Cynthia Lummis (R): We must reduce our spending and repeal and replace all of Obamacare. The law is an unmitigated disaster, an overreach of federal authority and the largest tax increase in our history whose affects were hidden from the American people in order to pass it into law. To reduce our federal deficit and spending we must commit to address our unsustainable entitlement programs and discretionary spending levels and to reform our federal tax code.

What one particular new piece of legislation would you most like to see as your legacy? Explain.

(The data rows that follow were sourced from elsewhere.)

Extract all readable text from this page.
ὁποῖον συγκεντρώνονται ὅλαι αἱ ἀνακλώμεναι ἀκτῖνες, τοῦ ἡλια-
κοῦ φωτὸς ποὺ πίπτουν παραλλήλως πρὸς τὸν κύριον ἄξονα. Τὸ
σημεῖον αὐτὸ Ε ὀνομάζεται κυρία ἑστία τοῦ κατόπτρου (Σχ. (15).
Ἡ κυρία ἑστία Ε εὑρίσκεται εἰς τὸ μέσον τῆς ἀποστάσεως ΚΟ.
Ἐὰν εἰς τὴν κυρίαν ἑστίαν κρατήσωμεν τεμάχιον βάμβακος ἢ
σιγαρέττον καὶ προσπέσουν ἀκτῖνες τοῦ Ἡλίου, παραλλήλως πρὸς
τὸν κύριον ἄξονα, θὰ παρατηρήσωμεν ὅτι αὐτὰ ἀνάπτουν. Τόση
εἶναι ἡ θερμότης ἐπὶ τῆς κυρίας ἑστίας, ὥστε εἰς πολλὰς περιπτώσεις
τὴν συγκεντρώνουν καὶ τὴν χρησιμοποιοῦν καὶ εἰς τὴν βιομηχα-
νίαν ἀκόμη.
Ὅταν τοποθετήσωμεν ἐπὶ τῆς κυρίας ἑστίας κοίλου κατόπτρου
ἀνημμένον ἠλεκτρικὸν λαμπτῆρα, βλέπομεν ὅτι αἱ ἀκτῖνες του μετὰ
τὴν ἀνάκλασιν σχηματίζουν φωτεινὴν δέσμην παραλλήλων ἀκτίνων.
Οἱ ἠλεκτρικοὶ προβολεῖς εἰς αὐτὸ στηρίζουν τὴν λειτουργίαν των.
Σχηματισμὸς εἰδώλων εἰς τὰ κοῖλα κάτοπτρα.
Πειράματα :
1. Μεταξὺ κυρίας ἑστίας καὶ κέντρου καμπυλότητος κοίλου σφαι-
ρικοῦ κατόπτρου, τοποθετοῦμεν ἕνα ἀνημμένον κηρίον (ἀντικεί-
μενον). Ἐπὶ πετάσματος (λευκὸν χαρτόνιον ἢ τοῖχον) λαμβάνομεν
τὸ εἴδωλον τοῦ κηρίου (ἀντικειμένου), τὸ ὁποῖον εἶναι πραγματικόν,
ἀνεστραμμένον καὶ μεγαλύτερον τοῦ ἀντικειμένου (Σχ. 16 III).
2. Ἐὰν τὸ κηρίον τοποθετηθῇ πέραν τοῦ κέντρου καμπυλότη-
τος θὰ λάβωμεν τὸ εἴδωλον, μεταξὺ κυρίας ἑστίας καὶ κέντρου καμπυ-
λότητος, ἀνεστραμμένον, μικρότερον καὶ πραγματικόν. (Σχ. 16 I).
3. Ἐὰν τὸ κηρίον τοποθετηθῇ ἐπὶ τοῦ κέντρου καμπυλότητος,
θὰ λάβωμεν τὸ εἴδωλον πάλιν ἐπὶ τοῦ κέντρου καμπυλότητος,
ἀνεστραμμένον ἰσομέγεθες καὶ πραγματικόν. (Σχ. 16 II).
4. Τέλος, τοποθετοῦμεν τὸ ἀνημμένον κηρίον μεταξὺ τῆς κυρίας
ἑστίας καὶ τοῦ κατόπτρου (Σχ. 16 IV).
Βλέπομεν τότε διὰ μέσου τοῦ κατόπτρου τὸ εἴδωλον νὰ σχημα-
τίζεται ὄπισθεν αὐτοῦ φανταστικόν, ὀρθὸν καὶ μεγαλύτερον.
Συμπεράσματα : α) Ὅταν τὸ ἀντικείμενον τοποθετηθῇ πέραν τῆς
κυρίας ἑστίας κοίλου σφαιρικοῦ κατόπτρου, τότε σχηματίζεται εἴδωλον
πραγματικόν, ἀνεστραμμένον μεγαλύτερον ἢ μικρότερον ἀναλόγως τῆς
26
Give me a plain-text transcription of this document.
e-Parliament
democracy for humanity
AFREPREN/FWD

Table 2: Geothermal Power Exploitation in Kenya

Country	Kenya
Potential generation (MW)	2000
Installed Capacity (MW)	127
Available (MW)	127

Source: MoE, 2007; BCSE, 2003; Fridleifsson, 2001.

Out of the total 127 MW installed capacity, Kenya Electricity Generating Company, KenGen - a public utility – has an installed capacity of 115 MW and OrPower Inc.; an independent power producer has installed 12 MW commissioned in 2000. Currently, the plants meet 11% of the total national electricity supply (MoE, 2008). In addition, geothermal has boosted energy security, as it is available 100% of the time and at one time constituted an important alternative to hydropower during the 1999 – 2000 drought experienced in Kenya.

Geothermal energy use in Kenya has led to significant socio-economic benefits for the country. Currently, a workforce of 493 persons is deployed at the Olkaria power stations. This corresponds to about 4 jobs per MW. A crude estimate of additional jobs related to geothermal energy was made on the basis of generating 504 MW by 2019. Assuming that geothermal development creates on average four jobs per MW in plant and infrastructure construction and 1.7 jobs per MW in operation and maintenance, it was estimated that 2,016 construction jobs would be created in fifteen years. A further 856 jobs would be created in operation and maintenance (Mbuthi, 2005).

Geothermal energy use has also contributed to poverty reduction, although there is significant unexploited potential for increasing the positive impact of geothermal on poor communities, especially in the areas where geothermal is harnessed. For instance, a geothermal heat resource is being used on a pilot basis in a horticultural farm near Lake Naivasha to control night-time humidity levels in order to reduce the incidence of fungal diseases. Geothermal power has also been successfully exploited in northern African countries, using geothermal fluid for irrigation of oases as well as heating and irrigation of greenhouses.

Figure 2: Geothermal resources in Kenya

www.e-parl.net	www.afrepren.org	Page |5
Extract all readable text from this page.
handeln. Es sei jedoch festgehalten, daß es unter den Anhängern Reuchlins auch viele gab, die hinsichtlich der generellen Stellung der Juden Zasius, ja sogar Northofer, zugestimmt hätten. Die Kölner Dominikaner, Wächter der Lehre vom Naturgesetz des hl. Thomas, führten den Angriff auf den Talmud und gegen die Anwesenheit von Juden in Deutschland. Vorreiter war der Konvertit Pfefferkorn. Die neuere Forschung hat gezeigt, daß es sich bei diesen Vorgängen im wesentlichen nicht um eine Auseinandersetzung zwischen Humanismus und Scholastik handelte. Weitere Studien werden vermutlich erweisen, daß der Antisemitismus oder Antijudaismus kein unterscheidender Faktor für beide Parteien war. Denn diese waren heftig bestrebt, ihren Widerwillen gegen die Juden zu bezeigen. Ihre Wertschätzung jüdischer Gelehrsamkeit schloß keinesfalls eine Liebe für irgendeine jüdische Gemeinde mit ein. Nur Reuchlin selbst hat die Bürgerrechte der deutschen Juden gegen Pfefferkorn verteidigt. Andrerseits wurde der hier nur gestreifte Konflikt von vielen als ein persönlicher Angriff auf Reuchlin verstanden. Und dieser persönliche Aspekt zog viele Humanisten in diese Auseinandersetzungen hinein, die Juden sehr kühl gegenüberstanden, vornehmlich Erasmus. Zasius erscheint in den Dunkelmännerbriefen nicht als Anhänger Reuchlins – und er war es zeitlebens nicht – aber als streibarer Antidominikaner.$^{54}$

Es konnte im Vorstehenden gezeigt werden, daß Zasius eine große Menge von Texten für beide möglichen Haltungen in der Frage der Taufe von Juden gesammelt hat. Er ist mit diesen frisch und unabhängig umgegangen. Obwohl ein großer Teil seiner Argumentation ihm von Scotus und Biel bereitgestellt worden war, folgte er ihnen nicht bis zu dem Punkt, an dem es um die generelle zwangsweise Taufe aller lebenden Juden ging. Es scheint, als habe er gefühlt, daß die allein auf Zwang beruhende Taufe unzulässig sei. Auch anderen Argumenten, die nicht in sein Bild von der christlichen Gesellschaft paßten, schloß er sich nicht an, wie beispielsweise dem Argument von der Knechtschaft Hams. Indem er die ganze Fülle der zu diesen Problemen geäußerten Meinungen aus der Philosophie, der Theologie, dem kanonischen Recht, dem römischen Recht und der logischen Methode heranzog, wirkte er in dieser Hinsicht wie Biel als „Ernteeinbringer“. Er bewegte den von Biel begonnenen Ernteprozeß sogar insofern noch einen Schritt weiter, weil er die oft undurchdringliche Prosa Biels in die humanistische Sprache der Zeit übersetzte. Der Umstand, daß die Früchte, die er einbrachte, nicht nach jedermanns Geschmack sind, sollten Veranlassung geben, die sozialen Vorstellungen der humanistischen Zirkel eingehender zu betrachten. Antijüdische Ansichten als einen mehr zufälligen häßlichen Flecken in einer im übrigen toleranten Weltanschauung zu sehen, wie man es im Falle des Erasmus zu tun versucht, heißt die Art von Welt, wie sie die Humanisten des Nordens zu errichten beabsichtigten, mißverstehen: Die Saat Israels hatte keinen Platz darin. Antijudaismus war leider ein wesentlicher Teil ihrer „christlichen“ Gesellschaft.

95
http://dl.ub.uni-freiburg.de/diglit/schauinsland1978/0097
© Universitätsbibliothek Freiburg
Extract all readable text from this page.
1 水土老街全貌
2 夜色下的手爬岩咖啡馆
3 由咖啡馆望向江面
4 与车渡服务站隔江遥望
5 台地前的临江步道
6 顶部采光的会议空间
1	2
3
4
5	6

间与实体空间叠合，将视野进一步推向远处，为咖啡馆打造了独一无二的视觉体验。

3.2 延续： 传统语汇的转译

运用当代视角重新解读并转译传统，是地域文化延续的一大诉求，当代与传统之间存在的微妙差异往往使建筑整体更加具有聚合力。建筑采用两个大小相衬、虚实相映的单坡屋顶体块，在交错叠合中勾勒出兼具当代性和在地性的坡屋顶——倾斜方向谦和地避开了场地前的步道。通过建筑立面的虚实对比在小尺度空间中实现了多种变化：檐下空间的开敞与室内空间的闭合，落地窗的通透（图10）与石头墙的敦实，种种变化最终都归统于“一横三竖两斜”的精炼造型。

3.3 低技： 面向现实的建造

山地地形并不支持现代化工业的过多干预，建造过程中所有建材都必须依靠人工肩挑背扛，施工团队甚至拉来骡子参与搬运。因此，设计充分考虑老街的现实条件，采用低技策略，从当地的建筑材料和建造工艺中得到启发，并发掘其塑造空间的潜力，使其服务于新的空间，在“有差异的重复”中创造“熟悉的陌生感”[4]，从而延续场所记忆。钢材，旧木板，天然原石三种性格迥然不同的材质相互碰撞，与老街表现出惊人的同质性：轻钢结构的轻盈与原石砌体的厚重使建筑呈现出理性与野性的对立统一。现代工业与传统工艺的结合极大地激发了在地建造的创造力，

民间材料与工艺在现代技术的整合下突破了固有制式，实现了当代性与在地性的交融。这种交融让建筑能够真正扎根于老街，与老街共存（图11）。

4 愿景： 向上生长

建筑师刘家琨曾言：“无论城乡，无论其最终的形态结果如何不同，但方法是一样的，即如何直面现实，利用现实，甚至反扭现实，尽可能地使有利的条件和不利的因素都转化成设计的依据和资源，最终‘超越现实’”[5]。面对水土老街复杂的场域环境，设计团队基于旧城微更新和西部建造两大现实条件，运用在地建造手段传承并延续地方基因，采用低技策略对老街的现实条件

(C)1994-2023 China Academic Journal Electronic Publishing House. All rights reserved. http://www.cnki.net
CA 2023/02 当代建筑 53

Richard Grayson (D): I’m not going to have any “legacy” as a member of Congress because Representative Cynthia Lummis, as everyone with half a brain knows, is going to be reelected. So answering this question honestly would require that I had lost touch with reality, and I prefer not to engage in childish fantasies. Instead, I ask liberals to imagine the piece of legislation they’d most like to see: I’d support that, I’m sure, and the incumbent wouldn’t.

Cynthia Lummis (R): We must reform the Endangered Species Act. It is presently implemented through the courts and by lawsuit settlements between federal agencies and environmental groups completed behind closed doors with no public involvement. I have introduced and passed through the House the Endangered Species Recovery Transparency Act to require the federal government to report online all monies spent on litigation/fees for trial lawyers. This and three other ESA reform bills await action in the US Senate.